Dick [pictured above] in her speech at the Police Superintendents’ Association annual conference yesterday she said: “I do think that decision [to deny a 3% pay rise] will have affected morale.”

“I don’t want the government to wait until we are struggling like the prison service with chronic understaffing.” 

Dick added: “I don’t to be disrespectful to the political process or the government, but I do feel disappointed by the decision and I will keep on saying so... because I feel this is a punch on the nose.”

The commissioner’s comments came on the same day the government’s spending watchdog released a report saying the Home Office was failing to ensure that police forces were financially sustainable.

The report from the government’s spending watchdog found that central government funding to police commissioners had fallen by 30% in real terms since 2010-11.

Dick told the conference: “This is not a service that needs reform.

“This is a service that needs support and needs resources.” The NAO report showed how much the police needed resources, she added.

A pay rise of 3% was suggested by the independent pay review body and backed by the Met, but the government opted for a 2% rise in July.

Dick said the 2% “feels like 1% to our officers”.

Gavin Thomas, president of the Police Superintendents’’ Association, urged the home secretary to “look again” at the recommendations made by the pay review body.

He told the conference: “For the past two years, policing has been given some of the lowest pay awards out of all the public services - and put in the frankly immoral position of making chief constables choose between giving their staff the pay rise they were awarded, or cutting staff numbers.

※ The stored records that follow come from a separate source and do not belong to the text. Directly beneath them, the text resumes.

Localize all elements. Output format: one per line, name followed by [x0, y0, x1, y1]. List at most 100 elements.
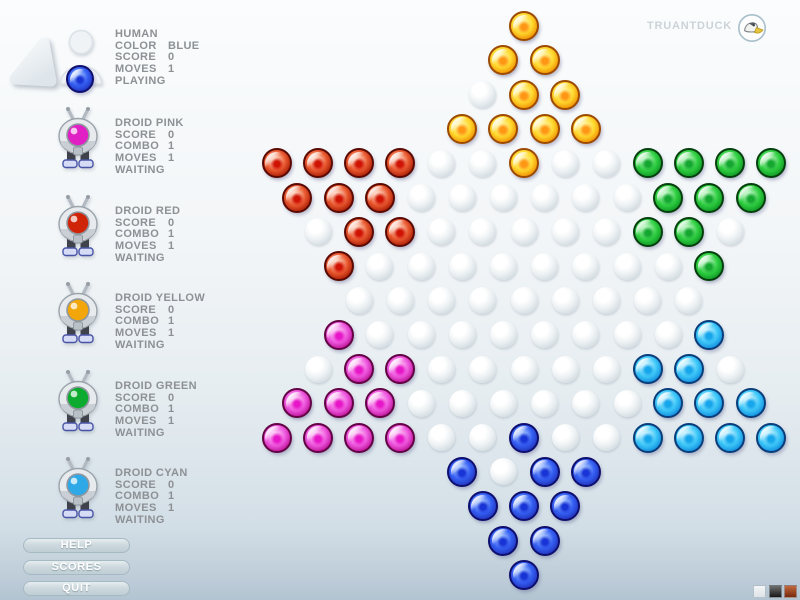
- board-hole[interactable]: [469, 81, 497, 109]
- board-hole[interactable]: [428, 149, 456, 177]
- board-hole[interactable]: [448, 389, 476, 417]
- marble-red[interactable]: [344, 148, 375, 179]
- board-hole[interactable]: [489, 184, 517, 211]
- marble-blue[interactable]: [529, 456, 560, 487]
- marble-pink[interactable]: [323, 388, 354, 419]
- marble-pink[interactable]: [385, 422, 416, 453]
- board-hole[interactable]: [469, 424, 497, 452]
- marble-cyan[interactable]: [735, 388, 766, 419]
- marble-pink[interactable]: [385, 354, 416, 384]
- marble-red[interactable]: [344, 216, 375, 247]
- board-hole[interactable]: [469, 149, 497, 177]
- board-hole[interactable]: [489, 389, 517, 417]
- marble-yellow[interactable]: [447, 113, 478, 144]
- marble-cyan[interactable]: [673, 354, 704, 384]
- board-hole[interactable]: [510, 286, 538, 314]
- board-hole[interactable]: [531, 389, 559, 417]
- marble-blue[interactable]: [509, 559, 539, 590]
- board-hole[interactable]: [469, 355, 497, 383]
- board-hole[interactable]: [407, 184, 435, 211]
- board-hole[interactable]: [345, 286, 373, 314]
- back-arrow-button[interactable]: [5, 33, 65, 91]
- board-hole[interactable]: [304, 355, 332, 383]
- board-hole[interactable]: [469, 286, 497, 314]
- marble-blue[interactable]: [570, 456, 601, 487]
- board-hole[interactable]: [448, 184, 476, 211]
- marble-red[interactable]: [261, 148, 292, 179]
- board-hole[interactable]: [716, 355, 744, 383]
- marble-blue[interactable]: [509, 491, 539, 522]
- marble-green[interactable]: [653, 182, 684, 213]
- marble-green[interactable]: [715, 148, 745, 179]
- board-hole[interactable]: [531, 321, 559, 349]
- board-hole[interactable]: [407, 321, 435, 349]
- marble-cyan[interactable]: [653, 388, 684, 419]
- board-hole[interactable]: [716, 218, 744, 246]
- board-hole[interactable]: [448, 321, 476, 349]
- board-hole[interactable]: [592, 424, 620, 452]
- marble-green[interactable]: [756, 148, 787, 179]
- marble-yellow[interactable]: [488, 45, 519, 76]
- board-hole[interactable]: [592, 218, 620, 246]
- board-hole[interactable]: [572, 389, 600, 417]
- marble-pink[interactable]: [364, 388, 395, 419]
- marble-pink[interactable]: [344, 354, 375, 384]
- board-hole[interactable]: [613, 389, 641, 417]
- marble-cyan[interactable]: [673, 422, 704, 453]
- marble-green[interactable]: [673, 216, 704, 247]
- board-hole[interactable]: [551, 218, 579, 246]
- board-hole[interactable]: [407, 252, 435, 280]
- board-hole[interactable]: [654, 252, 682, 280]
- marble-green[interactable]: [632, 148, 663, 179]
- board-hole[interactable]: [613, 252, 641, 280]
- marble-yellow[interactable]: [509, 79, 539, 110]
- marble-cyan[interactable]: [756, 422, 787, 453]
- marble-yellow[interactable]: [529, 113, 560, 144]
- marble-yellow[interactable]: [550, 79, 581, 110]
- marble-blue[interactable]: [529, 525, 560, 556]
- marble-pink[interactable]: [282, 388, 313, 419]
- board-hole[interactable]: [428, 218, 456, 246]
- board-hole[interactable]: [366, 252, 394, 280]
- board-hole[interactable]: [489, 252, 517, 280]
- marble-green[interactable]: [673, 148, 704, 179]
- marble-green[interactable]: [735, 182, 766, 213]
- board-hole[interactable]: [592, 149, 620, 177]
- marble-red[interactable]: [303, 148, 333, 179]
- board-hole[interactable]: [675, 286, 703, 314]
- marble-pink[interactable]: [344, 422, 375, 453]
- board-hole[interactable]: [304, 218, 332, 246]
- board-hole[interactable]: [551, 424, 579, 452]
- board-hole[interactable]: [654, 321, 682, 349]
- marble-yellow[interactable]: [509, 148, 539, 179]
- scores-button[interactable]: SCORES: [23, 559, 130, 575]
- board-hole[interactable]: [469, 218, 497, 246]
- swatch-rust[interactable]: [784, 585, 797, 598]
- board-hole[interactable]: [572, 184, 600, 211]
- marble-red[interactable]: [385, 148, 416, 179]
- swatch-dark[interactable]: [769, 585, 782, 598]
- marble-blue[interactable]: [550, 491, 581, 522]
- marble-cyan[interactable]: [632, 422, 663, 453]
- swatch-light[interactable]: [753, 585, 766, 598]
- board-hole[interactable]: [551, 286, 579, 314]
- board-hole[interactable]: [592, 286, 620, 314]
- board-hole[interactable]: [572, 321, 600, 349]
- marble-blue[interactable]: [488, 525, 519, 556]
- board-hole[interactable]: [551, 355, 579, 383]
- board-hole[interactable]: [448, 252, 476, 280]
- marble-cyan[interactable]: [694, 388, 725, 419]
- help-button[interactable]: HELP: [23, 538, 130, 553]
- marble-cyan[interactable]: [694, 319, 725, 350]
- marble-red[interactable]: [282, 182, 313, 213]
- board-hole[interactable]: [551, 149, 579, 177]
- marble-cyan[interactable]: [632, 354, 663, 384]
- marble-cyan[interactable]: [715, 422, 745, 453]
- board-hole[interactable]: [613, 321, 641, 349]
- marble-red[interactable]: [385, 216, 416, 247]
- board-hole[interactable]: [489, 321, 517, 349]
- marble-pink[interactable]: [261, 422, 292, 453]
- board-hole[interactable]: [531, 184, 559, 211]
- marble-yellow[interactable]: [529, 45, 560, 76]
- board-hole[interactable]: [428, 355, 456, 383]
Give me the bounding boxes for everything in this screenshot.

“Home secretary, it is simply, and unequivocally, unfair.”

Also speaking at the conference, home secretary Sajid Javid said of the 2% rise: “This is a reflection of trying to strike that balance and I’m not pretending it’s easy.”

He added: “I recognise, and it’s something I recognised early on before I was home secretary, that there is a need for more resources.

“There has been an increase in resources in the last three years but I don’t think it’s enough given the challenges, the complexities and the crimes that you are facing.” 

In March, 1.3 million NHS workers were given a 6.5% pay rise.

The government announced a pay rise for public sector worker including teachers, soldiers and prison officers in July.